Bergsteiger-Legende Kurt Diemberger feiert seinen 90. Geburtstag

Kurt Diemberger

Im Sommer 2004 ereilte uns dasselbe Problem. Auf der Anreise zum K2, dem zweithöchsten Berg der Erde in Pakistan, zogen sich sowohl Bergsteiger-Legende Kurt Diemberger als auch ich eine Diarrhoe zu, die uns zwei Tage lang außer Gefecht setzte. Wie wir später im Gespräch feststellten, hatten wir beide in einem Hotel in der Stadt Chilas am Karakorum Highway Eier gegessen, die ihre beste Zeit hinter sich hatten. Mit ziemlich wackligen Beinen machten wir uns dann doch wie geplant auf den Weg zum Trekking über den Baltoro-Gletscher.

Kurt begleitete damals als Ehrengast eine große italienische Expedition, die sich zum 50. Jahrestag der K2-Erstbesteigung durch die Italiener Achille Compagnoni und Lino Lacedelli eine weitere Besteigung des Bergs zum Ziel gesetzt hatte – was später auch fünf Bergsteigern des Teams gelang, allesamt ohne Einsatz von Flaschensauerstoff. Ich war wegen des Jubiläums auf einer Reportagereise zum K2, den Kurt mir gegenüber als seinen „Traum- und Schicksalsberg“ bezeichnete.

Erfolg und Tragödie am K2

Little Karim, Kurt Diemberger, Stefan Nestler
Kurt in der Mitte, links der legendäre pakistanische Hochträger „Little Karim“ Balti, rechts ich (2004), im Hintergrund die Chogolisa

Im Sommer 1986 hatte der Österreicher mit seiner langjährigen Seilpartnerin, der Britin Julie Tullis, den 8611 Meter hohen Gipfel des K2 erreicht. Beim Abstieg gerieten sie in einen Wettersturz, der sie tagelang im Hochlager gefangen hielt. Julie starb an Erschöpfung. Vier weitere Bergsteiger ließen ebenfalls ihr Leben. Kurt erreichte das Basislager mit schweren Erfrierungen, mehrere Fingerglieder der rechten Hand mussten amputiert werden. Damit konnte er weiter leben, viel härter traf ihn der Verlust seiner Freundin Julie. „Ich habe jahrelang gebraucht, um darüber hinwegzukommen“, erzählte mir Kurt 2004.

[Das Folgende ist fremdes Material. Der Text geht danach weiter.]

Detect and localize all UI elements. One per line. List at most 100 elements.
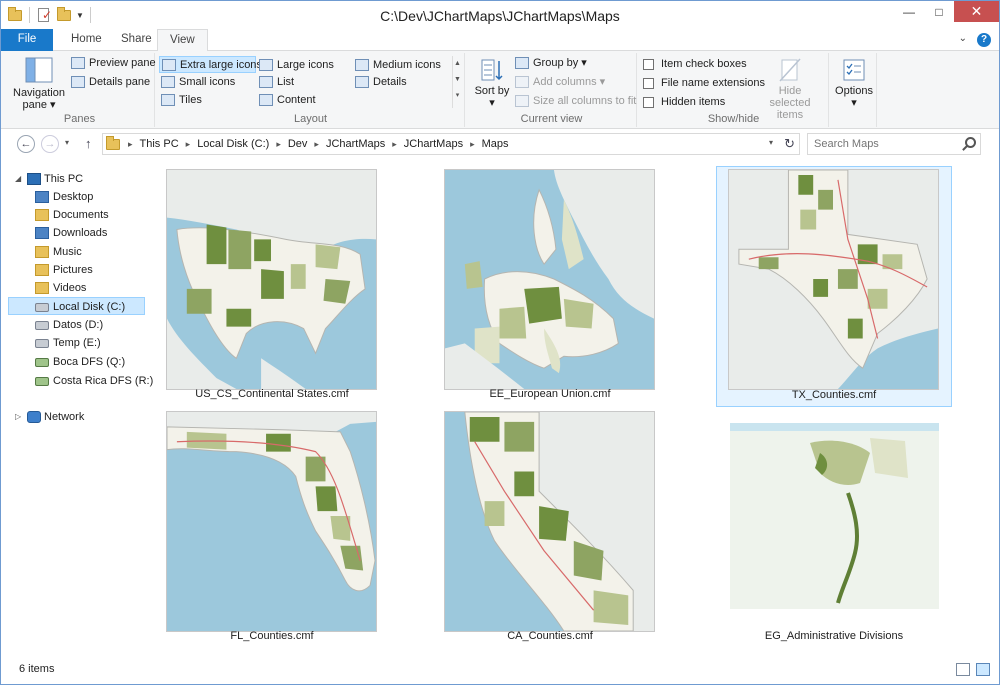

An diesem Mittwoch feiert Diemberger in seinem Wohnort Bologna im Norden Italiens seinen 90. Geburtstag. Er ist der einzige noch lebende Bergsteiger, dem zwei Erstbesteigungen von Achttausendern gelangen.

Revolutionärer Stil

Broad Peak (mit Schatten des K 2)

1957 schrieb der damals 25-Jährige mit seinen österreichischen Landsleuten Hermann Buhl, Markus Schmuck und Fritz Wintersteller Alpingeschichte: Als Erste bestiegen sie den Achttausender Broad Peak in Pakistan – und das im „Westalpenstil“: als kleines Team, mit minimaler Ausrüstung, ohne Hochträger und ohne Flaschensauerstoff. Das kam einer Revolution gleich. Damals wurden Achttausender üblicherweise mit großen Mannschaften und Bergen von Material regelrecht belagert.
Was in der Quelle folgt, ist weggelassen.